By Bob MajiriOghene Etemiku & Ovie Erhisowode
The National Anti-Corruption Strategy (NACS) held a one-day stakeholders meeting on the Successful Implementation of the Anti-Corruption Strategy at the Transcorp Hilton hotel Abuja on July 27, 2017 with a vision to have a Nigeria free of corruption for sustainable human development. The meeting was aimed at providing a holistic National Anti-Corruption strategy for all sectors and stakeholders in the fight against corruption in Nigeria.
Participants were drawn from various Ministries, Departments, Agencies and Civil Society Organizations. The National Strategic Guide was reviewed along five pillars pointed out as the areas of focus in the road map of the anti-corruption strategy of the Federal Government. They are Recovery of Proceeds of Crime, Public Engagement, Enforcement and Sanction, Campaign for Ethical Re-orientation.
Reviews indicated that the Federal Government approved the National Anti-Corruption Strategy on July 5, 2017 and has been facilitated by the UNODC since 2009. Attendees learnt as well that the Federal Government has established three committees in the Implementation of the National Anti-Corruption strategy: the Ministerial, Technical and the Monetary and Evaluation Committees.
A critical part of these strategies include a plan for funding. If there are plans and no plans to fund them, then there are no plans as a matter of fact. And, therefore, if indeed law enforcement and anti-corruption agencies will have their implementation strategies embedded in the annual budget, we believe that it would give great fillip to external funders to buy into the implementation plan.
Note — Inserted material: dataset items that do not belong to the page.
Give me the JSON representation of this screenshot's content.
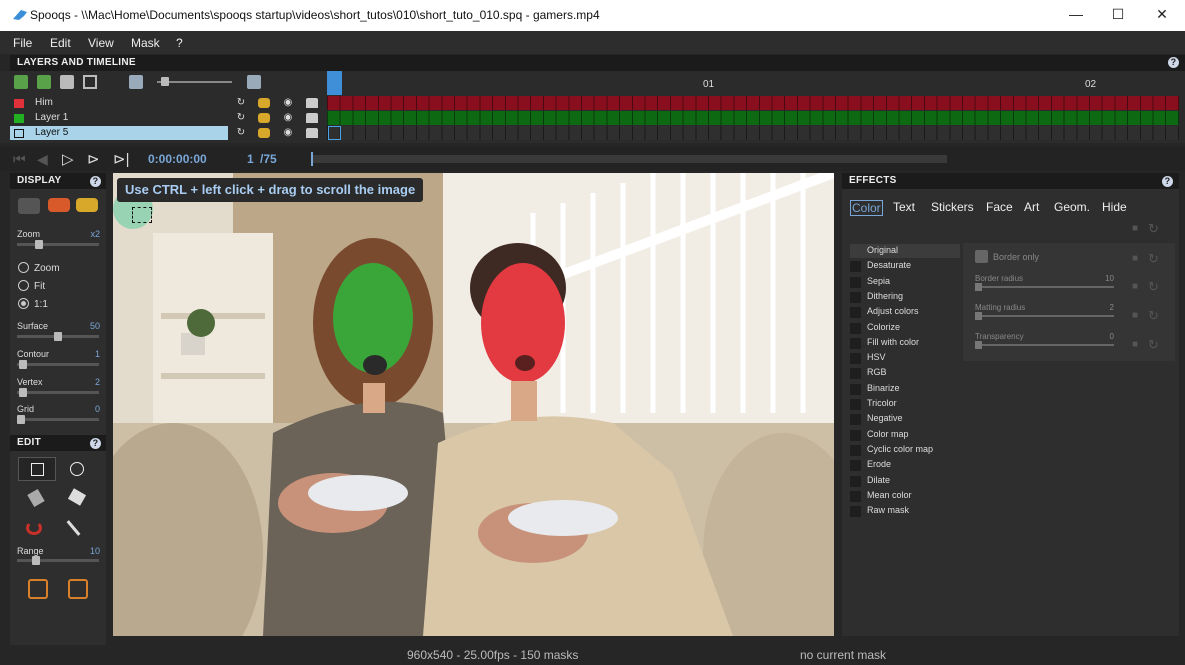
{
  "window": {
    "title": "Spooqs - \\\\Mac\\Home\\Documents\\spooqs startup\\videos\\short_tutos\\010\\short_tuto_010.spq - gamers.mp4",
    "minimize": "—",
    "maximize": "☐",
    "close": "✕"
  },
  "menu": [
    "File",
    "Edit",
    "View",
    "Mask",
    "?"
  ],
  "layers": {
    "header": "LAYERS AND TIMELINE",
    "help": "?",
    "rows": [
      {
        "name": "Him",
        "color": "#e0303a",
        "track": "#8a0f1e"
      },
      {
        "name": "Layer 1",
        "color": "#22b022",
        "track": "#0d6a12"
      },
      {
        "name": "Layer 5",
        "color": "",
        "track": "#2a2a2a"
      }
    ],
    "ruler": [
      "01",
      "02"
    ]
  },
  "transport": {
    "time": "0:00:00:00",
    "frame": "1",
    "total": "/75"
  },
  "display": {
    "header": "DISPLAY",
    "help": "?",
    "zoom_label": "Zoom",
    "zoom_value": "x2",
    "options": [
      "Zoom",
      "Fit",
      "1:1"
    ],
    "surface_label": "Surface",
    "surface_value": "50",
    "contour_label": "Contour",
    "contour_value": "1",
    "vertex_label": "Vertex",
    "vertex_value": "2",
    "grid_label": "Grid",
    "grid_value": "0"
  },
  "edit": {
    "header": "EDIT",
    "help": "?",
    "range_label": "Range",
    "range_value": "10"
  },
  "viewer": {
    "tooltip": "Use CTRL + left click + drag to scroll the image"
  },
  "effects": {
    "header": "EFFECTS",
    "help": "?",
    "tabs": [
      "Color",
      "Text",
      "Stickers",
      "Face",
      "Art",
      "Geom.",
      "Hide"
    ],
    "list": [
      "Original",
      "Desaturate",
      "Sepia",
      "Dithering",
      "Adjust colors",
      "Colorize",
      "Fill with color",
      "HSV",
      "RGB",
      "Binarize",
      "Tricolor",
      "Negative",
      "Color map",
      "Cyclic color map",
      "Erode",
      "Dilate",
      "Mean color",
      "Raw mask"
    ],
    "border_only": "Border only",
    "params": [
      {
        "label": "Border radius",
        "value": "10"
      },
      {
        "label": "Matting radius",
        "value": "2"
      },
      {
        "label": "Transparency",
        "value": "0"
      }
    ]
  },
  "status": {
    "info": "960x540  -  25.00fps  -  150 masks",
    "mask": "no current mask"
  },
  "colors": {
    "accent": "#7aa7d8",
    "him": "#e0303a",
    "layer1": "#22b022"
  }
}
From that point, the Attorney-General of the Federation should be able to develop and propose an Anti-Corruption Funding Framework (AFF) for consideration and ratification of the Federal Executive Council. Central to information gleaned from the one-day meeting is the plan of the Attorney General of the Federation to develop a road map which the Anti-Corruption and Transparency Unit, ACTU, will use to drive the implementation processes. The road map is said to focus on consultations with the Local Government, Faith-Based Organisations (FBOs) and Community-Based Organisations (CBO), use of media activities like the press, social media and public engagement. Interaction among groups present at the meeting indicated that the strategies being implemented may run into trouble if the public is not carried along. Any plan to combat corruption must have political will, funds and public acceptance Otherwise it will be dead on arrival.
For the public to be engaged and sufficiently enlightened, the anti-corruption strategy must include pro-active disclosure of information on websites of some ministries, departments and their agencies. These days, whenever anyone visits these MDAs, all you find is stale or non-existent information. Otherwise, information on the websites of these MDAs is what would help in the enlightenment of Nigerians. It helps them know what they have to demand for. It helps them to know that they have a right to demand for what belongs to them from elected leaders.
On the long term, however, it will be useful during the implementation phase of an anti-corruption strategy for sensitization and engagement of Traditional and Religious leaders to be sustained. This part of the work should go to the National Orientation Agency, (NOA), which should sustain its involvement in the accountability strategies of reporting and a compilation of mobile phone numbers of relevant stakeholders. Most people have proposed the setting up of anti-corruption clubs in secondary schools and tertiary institutions. They have asked the Ministry of Education to include corruption as a subject in school curriculum or lay more emphasis on it if merged with civic education.
These are valid suppositions, and we support them all. However, there is another area which the anti-corruption strategy implementers have been overlooking. It is the use of audio-visual methods – short videos, podcasts and, most importantly, Nollywood. Our ‘home’ videos are seen in every village, hamlet, and towns, and they cut across the three large ethnic groups. Our videos are known to have cut across the African landscape like a hot knife through butter.
No Nigerian Embassy or delegation from Nigeria has had the power to sell Nigeria and Nigerians to the world like our home videos. Therefore, if indeed the implementers of our anti-corruption strategy want to get outcomes that are deliverable, and to engage Nigerians so that they can buy into the anti-corruption fight of the Federal Government, mere setting up of anti-corruption clubs in schools, updating of websites and issuance of heavily-worded press releases will not do.
During the colonial time, the British often used movies, set up in the villages and towns, to try to convert our forefathers to Christianity. And they succeeded – look at how churches spring forth every day in Nigeria.
Implementers of our anti-corruption strategy must begin at once to liaise again with the NOA and in conjunction with the Ministry of Information, to produce short skits and 5-minute videos focusing on themes and memes carefully wound around values upon which communities in the grassroots hold in high esteem.
One of our German friends once told us of the efficacy of 2-3minute skits shot on mobile phones. He said that they then uploaded these on YouTube resulting in unprecedented feedback. We believe that if we are able to fund the production of similar podcasts and skits, they can be shown in the local communities more affected by cases of neglect and lack of development.
If the communities know of a fact that their inability to access primary health care, good roads and power is because one of theirs has dipped his fingers in monies meant for their community, they would be unwilling to honour these people with chieftaincy titles.
Etemiku & Erhisowode write from ANEEJ.